If the deficit is large and runs for a long time, there could be financial difficulties with financing the deficit. This is known as an external deficit
how does an appreciation of the currency impact bofp
a stronger currency means imports are cheaper and exports are relatively more expensive, which means the current account deficit would worsen.
how does competition affect bofp
if a country becomes more internationally competitive, such as with lower inflation or if there is economic growth in export markets, exports should increase.
This also occurs when a country becomes more productive, since that causes average unit costs to fall.
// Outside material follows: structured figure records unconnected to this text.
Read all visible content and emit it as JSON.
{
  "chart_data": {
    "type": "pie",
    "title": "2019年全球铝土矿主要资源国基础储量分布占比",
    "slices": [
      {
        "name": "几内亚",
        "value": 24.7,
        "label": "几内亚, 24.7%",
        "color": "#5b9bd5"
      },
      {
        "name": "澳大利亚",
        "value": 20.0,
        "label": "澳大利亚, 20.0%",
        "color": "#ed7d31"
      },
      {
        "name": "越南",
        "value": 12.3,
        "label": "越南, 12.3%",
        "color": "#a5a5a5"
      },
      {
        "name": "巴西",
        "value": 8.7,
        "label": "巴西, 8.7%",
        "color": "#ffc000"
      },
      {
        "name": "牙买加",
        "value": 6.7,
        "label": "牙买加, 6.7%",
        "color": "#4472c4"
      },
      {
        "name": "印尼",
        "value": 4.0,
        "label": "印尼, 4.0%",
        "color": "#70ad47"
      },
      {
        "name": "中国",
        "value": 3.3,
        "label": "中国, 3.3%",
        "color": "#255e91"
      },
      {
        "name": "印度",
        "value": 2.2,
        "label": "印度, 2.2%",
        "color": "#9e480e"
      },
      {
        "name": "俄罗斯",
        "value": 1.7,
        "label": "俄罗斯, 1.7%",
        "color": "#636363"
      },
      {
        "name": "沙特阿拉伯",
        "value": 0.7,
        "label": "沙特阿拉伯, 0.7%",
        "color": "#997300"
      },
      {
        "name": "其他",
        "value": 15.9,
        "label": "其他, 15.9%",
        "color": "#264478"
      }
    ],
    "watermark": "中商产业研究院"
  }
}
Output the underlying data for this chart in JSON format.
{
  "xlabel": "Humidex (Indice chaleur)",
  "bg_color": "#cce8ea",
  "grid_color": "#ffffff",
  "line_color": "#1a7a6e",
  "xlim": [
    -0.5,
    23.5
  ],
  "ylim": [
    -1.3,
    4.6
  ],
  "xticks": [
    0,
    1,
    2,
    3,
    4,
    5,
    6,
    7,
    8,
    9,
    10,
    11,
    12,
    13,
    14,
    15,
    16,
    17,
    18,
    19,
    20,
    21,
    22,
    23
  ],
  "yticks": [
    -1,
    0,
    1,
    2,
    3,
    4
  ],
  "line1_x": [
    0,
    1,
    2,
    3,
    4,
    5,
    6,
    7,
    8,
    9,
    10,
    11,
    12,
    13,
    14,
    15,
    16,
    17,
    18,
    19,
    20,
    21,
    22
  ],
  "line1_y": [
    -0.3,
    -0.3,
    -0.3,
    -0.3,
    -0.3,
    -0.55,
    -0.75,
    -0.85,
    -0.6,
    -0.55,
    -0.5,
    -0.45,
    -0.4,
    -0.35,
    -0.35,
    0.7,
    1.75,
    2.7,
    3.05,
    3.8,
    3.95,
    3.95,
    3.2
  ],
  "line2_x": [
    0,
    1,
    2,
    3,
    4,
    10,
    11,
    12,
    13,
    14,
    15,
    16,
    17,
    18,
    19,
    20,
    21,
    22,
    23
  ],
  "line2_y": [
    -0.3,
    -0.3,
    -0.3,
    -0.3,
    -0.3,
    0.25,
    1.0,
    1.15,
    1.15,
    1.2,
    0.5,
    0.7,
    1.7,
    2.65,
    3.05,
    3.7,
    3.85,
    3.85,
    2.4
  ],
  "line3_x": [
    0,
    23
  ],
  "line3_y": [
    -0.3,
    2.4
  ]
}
This could cause the current account deficit to improve, or increase the current account surplus.
how does deindustrialisation affect bofp
In the UK, the manufacturing sector has been declining since the 1970s. The goods that the UK previously made domestically now have to be imported, which worsens the deficit.
how does attractiveness to foreign investors affect bofp
A capital account surplus could be caused by incoming finance from investors buying UK bonds, securities and financial derivatives. This could help fund a current account deficit.
how does membership of trade unions affect bofp
The UK has traditionally had negative current transfers, since fees are paid for membership of the EU.
structural causes of current account deficit
- Relatively low productivity / high unit labour costs
- Insufficient investment in capital which limits a nation’s export capacity
- Low levels of national saving
- Long term declines in the real prices of a country’s major exports
impact of productivity on bofp
- If the UK becomes more productive, the UK will be more internationally competitive. This causes exports to increase relative to imports.
consequences of current account surplus
1) A loss of aggregate demand if there is a trade deficit (M>X) causes weaker real GDP growth = reduced living standards and rising unemployment
2) Big current account deficits will usually cause the currency to depreciate = higher cost-push inflation and a deterioration in the terms of trade
3) Some countries running current account deficits may choose to borrow to achieve a financial account surplus but this increase in external debt carries risks especially if interest rates rise
4) Unsustainable current account deficits = loss of investor consequence = capital flight and a possible currency / balance of payments crisis
causes of current account surplus
- A large and persistent surplus of savings (S) over investment (I) for households, firms and the government. In these countries, consumption could be higher, and this would help to rebalance trade
- A large positive gap between exports and imports, when net income balance and net transfers are small
- An export surplus may be the result of high world prices for exports of commodities such as oil and gas.
- A surplus on the current account would allow a deficit to be run on the financial account.
- For example, surplus foreign currency can be used to fund investment in assets located overseas
- For example, some current account surplus countries have large sovereign wealth funds
- Current account surplus countries nearly always have a strong exchange rate as a result
consequences of investment flows between countries
- FDI can help create employment, encourage the innovation of technology and help promote long term sustainable growth. It provides LEDCs with funds to invest and develop.
- Portfolio investments are passive such that control over the company is not gained. The investment aims to make a financial gain.
- FDI, on the other hand, allows the investor to gain some control over the firm. It includes finance such as pension funds, hedge funds and stock market money flows.